Se cumplen hoy los 200 años del nacimiento de Hans Christian Andersen en la danesa Odense. Leo su cuento El yesquero en la magnífica edición de sus Cuentos, publicados por Galaxia Gutenberg / Círculo de Lectores, e ilustrados por Nikolaus Heildelbach. La traducción es de Blanca Ortiz Ostalé. Las espléndidas ilustraciones de Heildelbach han sido exhibidas en una exposición que ha albergado la sede del Círculo de Lectores de la calle de O'Donnell y que, a partir del 5 de abril, serán exhibidas en la sede del Círculo de Lectores de Barcelona. El canario Leopoldo O'Donnell, duque de Tetuán, homenajeado en esta calle que, como medio Madrid, hoy está en obras, formó Gobierno con Espartero tras la revolución de 1854. De sus antepasados, los O'Donnell irlandeses, habló, con mucho humor, en un viaje suyo a Madrid, hace ya casi 15 años, en el hotel Convención de la calle de O'Donnell, el irlandés independentista Gerry Adams. Aquella presencia de Gerry Adams -es un magnífico orador, comparte dotes oratorias con el lehendakari Ibarretxe- en el hotel Convención la auspició y organizó la guadianesca Herri Batasuna que, según el tramo de su curso, aparece y desaparece. Ya lo dijo Cicerón: O tempora, o mores -que suena al vasco oh kámpora-, y al "Maestro, ¿dónde moras?" de los evangelios, que Fernando de Orbaneja, que pronto presentará su libro La Biblia al desnudo, quizá convierta en "Maestro, ¿dónde hay moras?", una pregunta en la que no queda claro si el apóstol quiere información sobre mujeres norteafricanas o sobre frutos silvestres.

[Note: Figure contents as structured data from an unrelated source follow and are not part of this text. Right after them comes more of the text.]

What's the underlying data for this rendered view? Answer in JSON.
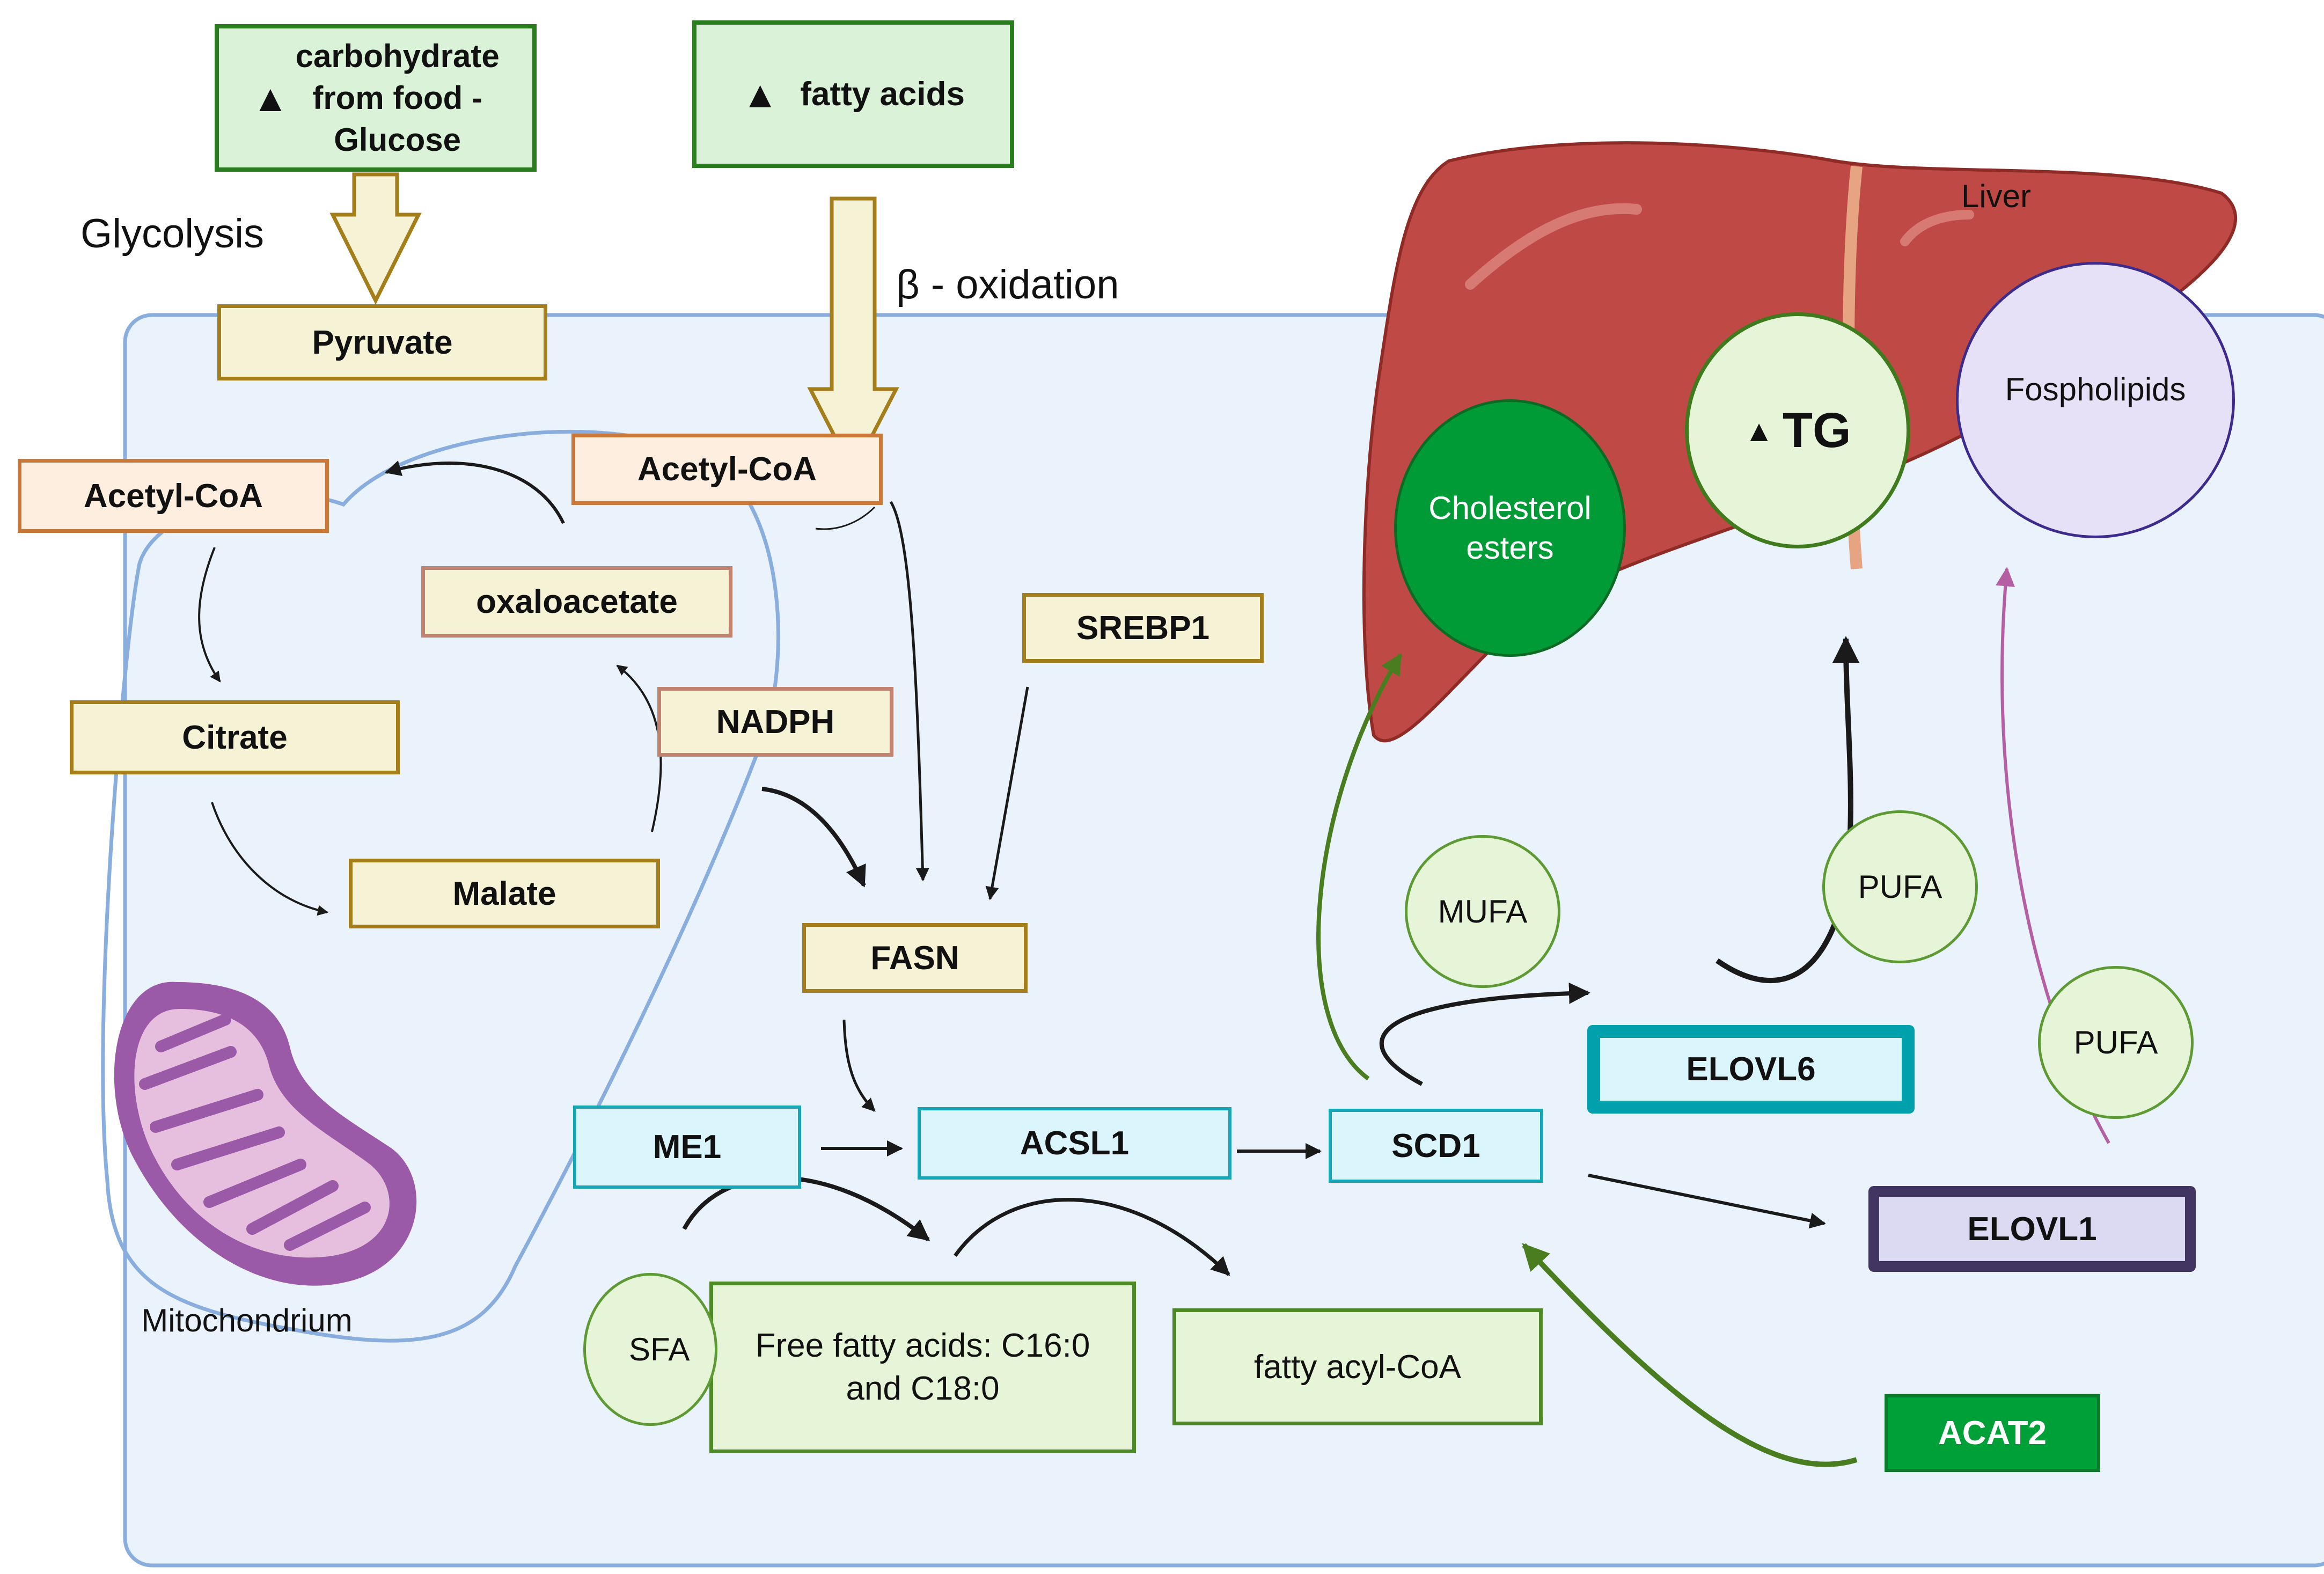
{
  "labels": {
    "glycolysis": "Glycolysis",
    "beta_oxidation": "β - oxidation",
    "liver": "Liver",
    "mitochondrium": "Mitochondrium"
  },
  "inputs": {
    "carbohydrate": {
      "arrow": "▲",
      "text": "carbohydrate\nfrom food -\nGlucose"
    },
    "fatty_acids": {
      "arrow": "▲",
      "text": "fatty acids"
    }
  },
  "boxes": {
    "pyruvate": "Pyruvate",
    "acetyl_coa_mito": "Acetyl-CoA",
    "acetyl_coa_cyto": "Acetyl-CoA",
    "oxaloacetate": "oxaloacetate",
    "citrate": "Citrate",
    "nadph": "NADPH",
    "malate": "Malate",
    "srebp1": "SREBP1",
    "fasn": "FASN",
    "me1": "ME1",
    "acsl1": "ACSL1",
    "scd1": "SCD1",
    "elovl6": "ELOVL6",
    "elovl1": "ELOVL1",
    "acat2": "ACAT2",
    "free_fatty_acids": "Free fatty acids: C16:0 and C18:0",
    "fatty_acyl_coa": "fatty acyl-CoA"
  },
  "circles": {
    "sfa": "SFA",
    "mufa": "MUFA",
    "pufa_1": "PUFA",
    "pufa_2": "PUFA",
    "cholesterol_esters": "Cholesterol esters",
    "tg": "TG",
    "tg_arrow": "▲",
    "fospholipids": "Fospholipids"
  },
  "colors": {
    "cell_bg": "#eaf2fc",
    "cell_border": "#89aede",
    "liver": "#bf4a45",
    "liver_dark": "#8f2b27",
    "mito_outer": "#9b5aa8",
    "mito_inner": "#e6bfdf",
    "green_arrow": "#4a7d1f",
    "pink_arrow": "#b45fa3",
    "elovl6_border": "#00a0ad",
    "elovl1_border": "#433561",
    "acat2_bg": "#00a039",
    "chol_bg": "#009a36"
  }
}
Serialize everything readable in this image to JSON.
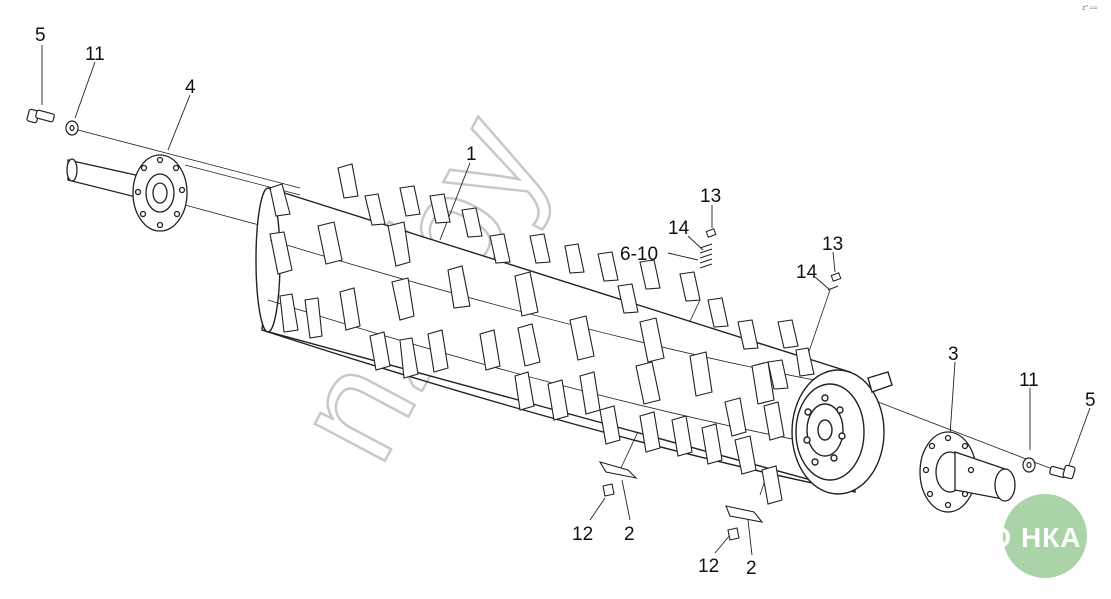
{
  "diagram": {
    "callouts": {
      "shaft_bolt_left": "5",
      "washer_left": "11",
      "flange_left": "4",
      "drum": "1",
      "bolt_top_a": "13",
      "pin_top_a": "14",
      "range_label": "6-10",
      "bolt_top_b": "13",
      "pin_top_b": "14",
      "flange_right": "3",
      "washer_right": "11",
      "shaft_bolt_right": "5",
      "tooth_bolt_a": "12",
      "tooth_a": "2",
      "tooth_bolt_b": "12",
      "tooth_b": "2"
    },
    "watermark": "nz.by",
    "logo": {
      "text": "АГРО НКА",
      "color": "#9ccc9a"
    },
    "corner_mark": "z\" ≈≈"
  }
}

El yesquero, de Andersen, es un cuento popular -con bruja, tesoro, crímenes y una adorable princesa- que engancha al lector desde la primera línea y no lo suelta hasta el punto final. La acción es vertiginosa y el talento narrativo de Andersen es de auténtico maestro. Andersen fue discípulo de E. T. A. Hoffmann -¡vaya nombre de pila!- y, sobre todo, de Heine -maestro también de Bécquer- con quien comparte una buena cualidad estilística, la sequedad, que tan buenos logros ha dado en verso y en prosa. Por ejemplo, la sequedad de los mejores poemas y de tantos textos en prosa de Bécquer, la sequísima y maravillosa prosa de Madame Bovary, de Flaubert, y la sequedad de la poesía de Cavafis comparten su estirpe con la bellamente árida prosa de los soberbios cuentos de Andersen. Como diría Simón el Estilita, estos textos secos son tan inmortales como el desierto. El lector que se expone al azote de estas arenas, contraviniendo la ley de los cuerpos del principio de Arquímedes, pierde de peso una cantidad igual al peso del sólido -y no del líquido- que desaloja. Si el lector no controla bien la dosis de textos secos que resiste su cerebro no hay que descartar que termine su lectura balbuciendo sentencias eleusinas del estilo de... el desierto está enladrillado, ¿quién lo desenladrillará?, el desenladrillador que desenladrille sus ladillas buen desenladillador será. Este acertijo que aúna los ladrillos celestiales de san Jesús Gil y Gil y las inevitables ladillas anopluras de los ejercicios espirituales viene a ser la traducción popular del cómico y falsamente misterioso poema Espacio de Juan Ramón Jiménez, un mal plagio de los misterios cristianos de T. S. Eliot. De ahí a saltar a Atenas y bailar un sirtaki con La Sultana del Egeo -así llama la prensa griega ahora, con humor digno de los Monty Phyton, a uno de los sacerdotes ortodoxos implicados en el tráfico de drogas, de quienes hablé en esta misma sección (Drogas ortodoxas, 26-2-2005)- puede haber un paso. El Ministerio de Turismo de Grecia ha sembrado Madrid de carteles publicitarios con esta leyenda: "Vive tu mito en Grecia". Pero el ministerio, como corresponde a su dignidad, no puede difundir una leyenda tan estimulante como "Vive tu mito en Grecia con un pope que trafica con heroína".

Como cuenta en el excelente epílogo del libro Viaje por España, de Andersen, su traductora del danés Marisa Rey, el autor de La sirenita, a los tres años, fue alzado en brazos por un soldado español del Regimiento Zamora desplazado, en 1808, por Napoleón a la isla de Fionia cuya capital es Odense. Esta experiencia lo dejó muy favorablemente marcado a Andersen que, desde entonces, sintió la más profunda simpatía por España, que visitó entre el 4 de septiembre y el 23 de diciembre de 1862. A su estancia en Madrid dedicó 20 páginas de su espléndido Viaje por España.